The confirmed ORR was 31.7% including five Complete Responses, and the median Duration of Response was 6.9 months. Response rates were consistently seen regardless of the number of prior therapies or the use of a prior PARP inhibitor. The most common adverse reactions including laboratory abnormalities, were vision impairment, keratopathy, fatigue, nausea, peripheral neuropathy, increase in ALT and AST and cytopenias. Product labeling includes a boxed warning for ocular toxicity. The authors reported that the ocular events were reversible and primarily included low-grade blurred vision and keratopathy, which were managed with protocol-defined dose modifications. Approximately 60% of patients with symptoms had resolution prior to their next cycle of treatment, and less than 1% of patients discontinued therapy due to an ocular event.

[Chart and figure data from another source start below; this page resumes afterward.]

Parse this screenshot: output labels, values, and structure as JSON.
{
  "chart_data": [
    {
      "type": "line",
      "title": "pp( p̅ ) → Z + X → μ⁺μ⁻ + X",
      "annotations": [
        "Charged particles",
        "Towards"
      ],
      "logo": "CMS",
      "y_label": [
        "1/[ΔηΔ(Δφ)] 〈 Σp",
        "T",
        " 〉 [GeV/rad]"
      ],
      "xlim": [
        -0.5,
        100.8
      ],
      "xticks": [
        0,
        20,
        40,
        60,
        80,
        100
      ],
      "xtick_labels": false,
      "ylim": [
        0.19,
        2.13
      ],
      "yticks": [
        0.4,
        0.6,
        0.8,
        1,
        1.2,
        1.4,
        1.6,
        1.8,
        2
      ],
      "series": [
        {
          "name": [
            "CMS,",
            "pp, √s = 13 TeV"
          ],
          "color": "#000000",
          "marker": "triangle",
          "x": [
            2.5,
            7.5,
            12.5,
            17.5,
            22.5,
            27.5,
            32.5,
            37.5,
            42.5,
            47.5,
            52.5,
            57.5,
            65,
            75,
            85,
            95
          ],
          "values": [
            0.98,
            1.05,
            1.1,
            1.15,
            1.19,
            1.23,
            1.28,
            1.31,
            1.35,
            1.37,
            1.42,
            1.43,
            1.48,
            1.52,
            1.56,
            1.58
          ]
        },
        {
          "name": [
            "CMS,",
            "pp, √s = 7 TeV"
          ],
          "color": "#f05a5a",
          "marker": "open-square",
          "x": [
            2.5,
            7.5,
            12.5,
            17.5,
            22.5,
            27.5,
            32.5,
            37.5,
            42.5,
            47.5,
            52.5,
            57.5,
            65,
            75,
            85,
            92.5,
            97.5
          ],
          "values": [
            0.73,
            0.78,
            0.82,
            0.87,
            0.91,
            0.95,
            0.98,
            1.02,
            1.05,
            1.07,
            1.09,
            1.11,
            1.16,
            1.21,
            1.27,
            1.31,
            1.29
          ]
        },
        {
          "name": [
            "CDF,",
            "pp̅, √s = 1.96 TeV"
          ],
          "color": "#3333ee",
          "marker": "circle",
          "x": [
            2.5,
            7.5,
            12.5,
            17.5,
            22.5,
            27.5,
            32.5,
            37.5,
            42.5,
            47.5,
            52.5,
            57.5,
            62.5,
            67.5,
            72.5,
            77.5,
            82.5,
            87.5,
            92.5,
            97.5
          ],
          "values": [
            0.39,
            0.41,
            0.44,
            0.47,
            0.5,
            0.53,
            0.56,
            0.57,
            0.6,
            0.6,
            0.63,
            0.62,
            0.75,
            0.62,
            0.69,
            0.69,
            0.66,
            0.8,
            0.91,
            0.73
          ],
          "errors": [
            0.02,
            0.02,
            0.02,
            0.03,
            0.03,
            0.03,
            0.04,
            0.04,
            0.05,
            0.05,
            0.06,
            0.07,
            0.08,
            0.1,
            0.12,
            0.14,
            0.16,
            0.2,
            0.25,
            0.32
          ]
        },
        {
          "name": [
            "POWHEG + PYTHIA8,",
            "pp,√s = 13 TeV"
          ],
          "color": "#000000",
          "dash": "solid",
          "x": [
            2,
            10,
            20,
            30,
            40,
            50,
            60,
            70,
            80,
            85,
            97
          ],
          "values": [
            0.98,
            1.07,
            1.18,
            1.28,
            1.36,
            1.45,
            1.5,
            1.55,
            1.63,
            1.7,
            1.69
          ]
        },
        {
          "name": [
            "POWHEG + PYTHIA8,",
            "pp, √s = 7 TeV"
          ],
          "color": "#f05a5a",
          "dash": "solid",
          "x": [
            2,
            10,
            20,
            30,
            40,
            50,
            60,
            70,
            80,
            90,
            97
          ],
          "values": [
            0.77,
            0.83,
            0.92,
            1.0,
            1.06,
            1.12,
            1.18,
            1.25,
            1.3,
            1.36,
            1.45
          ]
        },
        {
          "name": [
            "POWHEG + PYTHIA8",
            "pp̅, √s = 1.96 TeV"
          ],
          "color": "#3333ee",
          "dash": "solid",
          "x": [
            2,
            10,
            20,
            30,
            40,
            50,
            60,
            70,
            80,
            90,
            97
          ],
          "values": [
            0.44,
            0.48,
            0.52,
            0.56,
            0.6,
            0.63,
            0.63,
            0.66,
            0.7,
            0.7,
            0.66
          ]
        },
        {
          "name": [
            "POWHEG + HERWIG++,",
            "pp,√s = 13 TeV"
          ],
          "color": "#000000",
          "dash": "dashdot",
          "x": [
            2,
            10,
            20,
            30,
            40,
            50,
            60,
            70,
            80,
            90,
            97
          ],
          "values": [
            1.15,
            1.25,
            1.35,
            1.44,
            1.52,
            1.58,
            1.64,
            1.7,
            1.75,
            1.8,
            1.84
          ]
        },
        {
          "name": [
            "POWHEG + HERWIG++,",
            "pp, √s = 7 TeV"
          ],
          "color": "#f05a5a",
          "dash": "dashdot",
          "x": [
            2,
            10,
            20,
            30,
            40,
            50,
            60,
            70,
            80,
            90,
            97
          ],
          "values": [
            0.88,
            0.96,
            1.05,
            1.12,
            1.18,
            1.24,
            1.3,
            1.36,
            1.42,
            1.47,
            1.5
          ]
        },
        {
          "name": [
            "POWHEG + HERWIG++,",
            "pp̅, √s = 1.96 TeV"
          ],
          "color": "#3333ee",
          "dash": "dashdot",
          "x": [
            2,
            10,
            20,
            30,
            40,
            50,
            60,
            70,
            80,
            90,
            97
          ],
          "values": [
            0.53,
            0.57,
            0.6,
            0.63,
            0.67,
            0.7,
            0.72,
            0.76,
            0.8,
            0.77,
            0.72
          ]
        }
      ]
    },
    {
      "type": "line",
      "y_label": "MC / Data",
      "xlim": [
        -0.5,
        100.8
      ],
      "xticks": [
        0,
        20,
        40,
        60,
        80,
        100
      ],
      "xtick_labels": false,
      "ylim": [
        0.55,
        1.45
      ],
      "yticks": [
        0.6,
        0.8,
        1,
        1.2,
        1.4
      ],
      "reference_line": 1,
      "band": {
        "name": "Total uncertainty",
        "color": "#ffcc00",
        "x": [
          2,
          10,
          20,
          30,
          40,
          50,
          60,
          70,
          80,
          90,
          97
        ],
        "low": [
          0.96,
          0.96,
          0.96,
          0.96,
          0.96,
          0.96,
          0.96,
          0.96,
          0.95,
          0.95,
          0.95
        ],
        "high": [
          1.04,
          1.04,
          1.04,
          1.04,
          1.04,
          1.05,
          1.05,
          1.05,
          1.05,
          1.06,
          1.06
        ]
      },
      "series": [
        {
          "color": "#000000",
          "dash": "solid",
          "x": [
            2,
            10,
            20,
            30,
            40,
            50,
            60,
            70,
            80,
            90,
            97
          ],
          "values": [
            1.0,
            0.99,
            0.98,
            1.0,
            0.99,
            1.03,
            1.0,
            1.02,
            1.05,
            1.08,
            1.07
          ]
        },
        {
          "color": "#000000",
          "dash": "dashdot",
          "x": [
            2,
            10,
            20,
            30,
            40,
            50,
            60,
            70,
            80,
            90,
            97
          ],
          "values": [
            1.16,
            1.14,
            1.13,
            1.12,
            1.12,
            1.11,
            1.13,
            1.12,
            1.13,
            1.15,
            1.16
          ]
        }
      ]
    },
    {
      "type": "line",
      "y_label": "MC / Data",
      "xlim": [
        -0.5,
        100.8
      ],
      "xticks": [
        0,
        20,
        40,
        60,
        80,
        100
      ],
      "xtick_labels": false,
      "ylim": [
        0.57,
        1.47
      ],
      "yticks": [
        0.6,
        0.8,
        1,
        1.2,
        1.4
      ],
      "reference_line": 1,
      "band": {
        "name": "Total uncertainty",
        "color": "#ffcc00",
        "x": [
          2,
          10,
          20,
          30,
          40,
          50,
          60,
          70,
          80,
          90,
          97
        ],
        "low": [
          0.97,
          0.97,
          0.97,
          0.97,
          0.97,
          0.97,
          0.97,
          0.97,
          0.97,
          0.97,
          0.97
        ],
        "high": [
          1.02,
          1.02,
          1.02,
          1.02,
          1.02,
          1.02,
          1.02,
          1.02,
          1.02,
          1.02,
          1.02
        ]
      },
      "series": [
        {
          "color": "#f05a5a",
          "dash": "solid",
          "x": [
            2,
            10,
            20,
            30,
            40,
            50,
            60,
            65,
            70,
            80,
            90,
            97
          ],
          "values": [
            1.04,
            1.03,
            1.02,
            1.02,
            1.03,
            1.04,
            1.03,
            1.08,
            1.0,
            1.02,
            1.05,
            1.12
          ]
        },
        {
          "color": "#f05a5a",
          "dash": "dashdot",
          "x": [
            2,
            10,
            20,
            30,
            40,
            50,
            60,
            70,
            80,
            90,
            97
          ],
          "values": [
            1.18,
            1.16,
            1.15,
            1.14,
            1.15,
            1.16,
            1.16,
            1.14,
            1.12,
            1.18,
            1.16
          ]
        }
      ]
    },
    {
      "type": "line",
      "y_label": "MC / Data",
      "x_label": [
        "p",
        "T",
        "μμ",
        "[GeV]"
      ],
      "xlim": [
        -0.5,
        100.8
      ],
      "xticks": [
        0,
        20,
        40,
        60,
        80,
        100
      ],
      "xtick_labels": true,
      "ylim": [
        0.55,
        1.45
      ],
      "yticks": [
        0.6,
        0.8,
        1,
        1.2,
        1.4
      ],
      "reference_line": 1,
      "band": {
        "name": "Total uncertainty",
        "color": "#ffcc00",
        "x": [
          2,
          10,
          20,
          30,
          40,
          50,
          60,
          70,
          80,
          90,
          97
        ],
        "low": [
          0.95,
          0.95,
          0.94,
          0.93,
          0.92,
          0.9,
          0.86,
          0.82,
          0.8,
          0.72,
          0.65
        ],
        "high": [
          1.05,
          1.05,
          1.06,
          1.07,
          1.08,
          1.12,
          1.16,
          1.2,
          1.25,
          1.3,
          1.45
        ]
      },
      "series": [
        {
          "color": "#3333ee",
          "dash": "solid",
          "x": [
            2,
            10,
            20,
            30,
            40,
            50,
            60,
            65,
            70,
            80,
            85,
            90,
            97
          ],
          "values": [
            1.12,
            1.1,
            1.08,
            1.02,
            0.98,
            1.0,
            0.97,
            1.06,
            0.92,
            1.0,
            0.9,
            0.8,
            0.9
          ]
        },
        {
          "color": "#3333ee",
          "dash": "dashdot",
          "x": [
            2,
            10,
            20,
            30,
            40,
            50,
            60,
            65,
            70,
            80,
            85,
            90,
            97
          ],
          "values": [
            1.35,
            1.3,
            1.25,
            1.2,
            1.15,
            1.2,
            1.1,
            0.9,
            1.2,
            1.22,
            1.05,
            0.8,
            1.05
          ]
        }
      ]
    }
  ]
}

It was concluded that ELAHERE® had impressive anti-tumor activity, durability of response, and overall tolerability, and may be a new therapeutic option for patients with Folate Receptor alpha-positive platinum-resistant ovarian cancer.

Efficacy and safety of mirvetuximab soravtansine in patients with platinum-resistant ovarian cancer with high folate receptor alpha expression: Results from the SORAYA study. Matulonis UA, Lorusso D, Oaknin A, et al: 2022 SGO Annual Meeting on Women’s Cancer. Abstract 242. Presented March 19, 2022.